The $34.0-billioniShares iBoxx $ Investment Grade Corporate Bond ETF (LQD - Free Report) added about $1.48 billion in inflows since June while the $152.4-billion fund iShares Core S&P 500 ETF (IVV - Free Report) lost about $3.40 billion in assets. During this time frame, high-yield bond ETF $15.7-billion iShares iBoxx USD High Yield Corporate Bond ETF (HYG - Free Report) lost about $138.0 million in assets, $7.52-billion Treasury fund iShares 20+ Year Treasury Bond ETF (TLT) attracted around $926.7 million.

Junk bonds have seen a nice turnaround this month with HYG adding about $1.37 billion in assets since June 30. Investors have probably started counting on solid corporate earnings and an oil price rebound. Moreover, with a hawkish Fed around, investors perhaps tapped junk bond ETFs providing benchmark-beating yields (read: Fed Turns Hawkish: ETF Areas to Win).

A Flight to Safety?

Notably, bonds are safer than stocks as bondholders get paid off before equity investors if a company liquidates. So, investors probably found fixed-income securities as safer bets amid flaring trade tensions. The United States and China first targeted $50 billion of each other’s goods for tit-for tat tariffs, enacted tariffs on $34 billion worth of goods effective Jul 6.

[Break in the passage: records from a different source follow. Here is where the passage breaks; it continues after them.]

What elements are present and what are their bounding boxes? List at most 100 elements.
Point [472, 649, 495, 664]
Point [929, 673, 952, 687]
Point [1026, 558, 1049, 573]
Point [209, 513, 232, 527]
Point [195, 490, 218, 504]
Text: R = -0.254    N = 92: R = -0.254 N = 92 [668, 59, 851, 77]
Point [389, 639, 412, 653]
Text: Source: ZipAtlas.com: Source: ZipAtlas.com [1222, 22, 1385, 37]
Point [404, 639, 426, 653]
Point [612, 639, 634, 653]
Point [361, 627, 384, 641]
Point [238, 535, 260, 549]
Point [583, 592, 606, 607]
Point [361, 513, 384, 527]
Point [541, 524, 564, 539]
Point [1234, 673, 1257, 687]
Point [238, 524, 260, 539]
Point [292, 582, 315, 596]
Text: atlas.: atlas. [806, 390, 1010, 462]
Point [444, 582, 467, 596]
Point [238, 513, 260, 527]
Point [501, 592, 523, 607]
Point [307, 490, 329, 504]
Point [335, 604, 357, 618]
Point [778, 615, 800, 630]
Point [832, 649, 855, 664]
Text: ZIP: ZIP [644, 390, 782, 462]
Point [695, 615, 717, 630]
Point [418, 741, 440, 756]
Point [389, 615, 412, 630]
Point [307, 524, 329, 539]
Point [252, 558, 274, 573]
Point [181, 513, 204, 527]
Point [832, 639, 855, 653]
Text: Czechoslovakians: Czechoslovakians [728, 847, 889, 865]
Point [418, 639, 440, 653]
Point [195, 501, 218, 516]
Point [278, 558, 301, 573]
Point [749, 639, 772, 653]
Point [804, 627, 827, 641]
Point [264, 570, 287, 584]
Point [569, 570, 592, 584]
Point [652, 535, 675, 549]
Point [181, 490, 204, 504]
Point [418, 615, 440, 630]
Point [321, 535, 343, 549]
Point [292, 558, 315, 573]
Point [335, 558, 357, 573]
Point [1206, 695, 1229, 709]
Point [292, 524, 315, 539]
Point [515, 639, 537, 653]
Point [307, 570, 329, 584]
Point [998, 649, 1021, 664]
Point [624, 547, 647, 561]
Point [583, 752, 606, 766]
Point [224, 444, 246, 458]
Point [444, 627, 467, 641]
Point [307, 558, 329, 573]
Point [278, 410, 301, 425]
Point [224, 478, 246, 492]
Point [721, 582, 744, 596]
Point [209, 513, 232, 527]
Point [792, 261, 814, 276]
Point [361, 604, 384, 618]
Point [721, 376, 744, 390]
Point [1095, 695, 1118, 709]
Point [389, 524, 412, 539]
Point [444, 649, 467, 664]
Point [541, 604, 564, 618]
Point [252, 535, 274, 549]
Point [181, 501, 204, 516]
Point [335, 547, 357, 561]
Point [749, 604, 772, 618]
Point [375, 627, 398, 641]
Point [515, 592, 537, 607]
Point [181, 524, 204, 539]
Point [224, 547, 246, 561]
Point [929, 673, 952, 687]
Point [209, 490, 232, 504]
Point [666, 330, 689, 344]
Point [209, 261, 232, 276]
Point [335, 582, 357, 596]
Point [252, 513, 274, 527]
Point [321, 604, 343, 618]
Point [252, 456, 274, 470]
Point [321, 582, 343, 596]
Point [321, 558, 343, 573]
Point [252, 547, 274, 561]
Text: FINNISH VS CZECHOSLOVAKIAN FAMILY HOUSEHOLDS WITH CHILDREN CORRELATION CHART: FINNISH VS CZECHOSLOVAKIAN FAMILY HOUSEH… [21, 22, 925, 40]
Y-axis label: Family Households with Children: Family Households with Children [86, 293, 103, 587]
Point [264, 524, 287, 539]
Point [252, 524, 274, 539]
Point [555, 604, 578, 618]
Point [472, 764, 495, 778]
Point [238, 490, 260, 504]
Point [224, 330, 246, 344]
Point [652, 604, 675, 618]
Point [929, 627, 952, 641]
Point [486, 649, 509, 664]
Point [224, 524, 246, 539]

But the situation deteriorated with President Trump’s latest threat of imposing 10% tariff on another $200 billion of China products. The new tariff will go into effect sometime after Aug 30. This clearly explains investors’ inclination toward fixed-income securities (read: Trump Slaps Further Tariffs: Profit from Inverse ETFs).

Against this backdrop, investors may want to tap a few investment-grade bond ETFs to be associated with the corporates and still remain at a relatively safe area. This is especially true as weaker companies may start defaulting in the coming days with credit conditions getting tighter in the United States.

Against this backdrop, we highlight a few investment-grade corporate bond ETFs that should be on investors’ focus.

iShares ESG USD Corporate Bond ETF (SUSC - Free Report)

The underlying Bloomberg Barclays MSCI US Corporate ESG Focus Index comprises of U.S. dollar-denominated, investment-grade corporate bonds issued by companies that have positive environmental, social and governance characteristics. It charges 18 bps in fees and yields 2.98% annually.

SPDR Portfolio Long Term Corporate Bond ETF (SPLB - Free Report)

The underlying Bloomberg Barclays Long U.S. Corporate Index looks to track the performance of U.S. corporate bonds that have a maturity of greater than or equal to 10 years. It yields about 4.34% annually and charges 7 bps in fees.

iShares 10+ Year Credit Bond ETF

The underlying Bloomberg Barclays U.S. Long Credit Index considers long-term, investment-grade U.S. corporate bonds and U.S. dollar-denominated bonds, including those of non-U.S. corporations and governments, with remaining maturities greater than 10 years.

Vanguard Long-Term Corporate Bond ETF (VCLT - Free Report)

The fund follows the Bloomberg Barclays U.S. 10+ Year Corporate Bond Index. It includes U.S. dollar-denominated, investment-grade, fixed-rate, taxable securities issued by industrial, utility, and financial companies, with maturities higher than 10 years.

SPDR Portfolio Intermediate Term Corporate Bond ETF (SPIB - Free Report)

The underlying Bloomberg Barclays Intermediate U.S. Corporate Index is designed to measure the performance of U.S. corporate bonds that have a maturity of greater than or equal to one year and less than 10 years.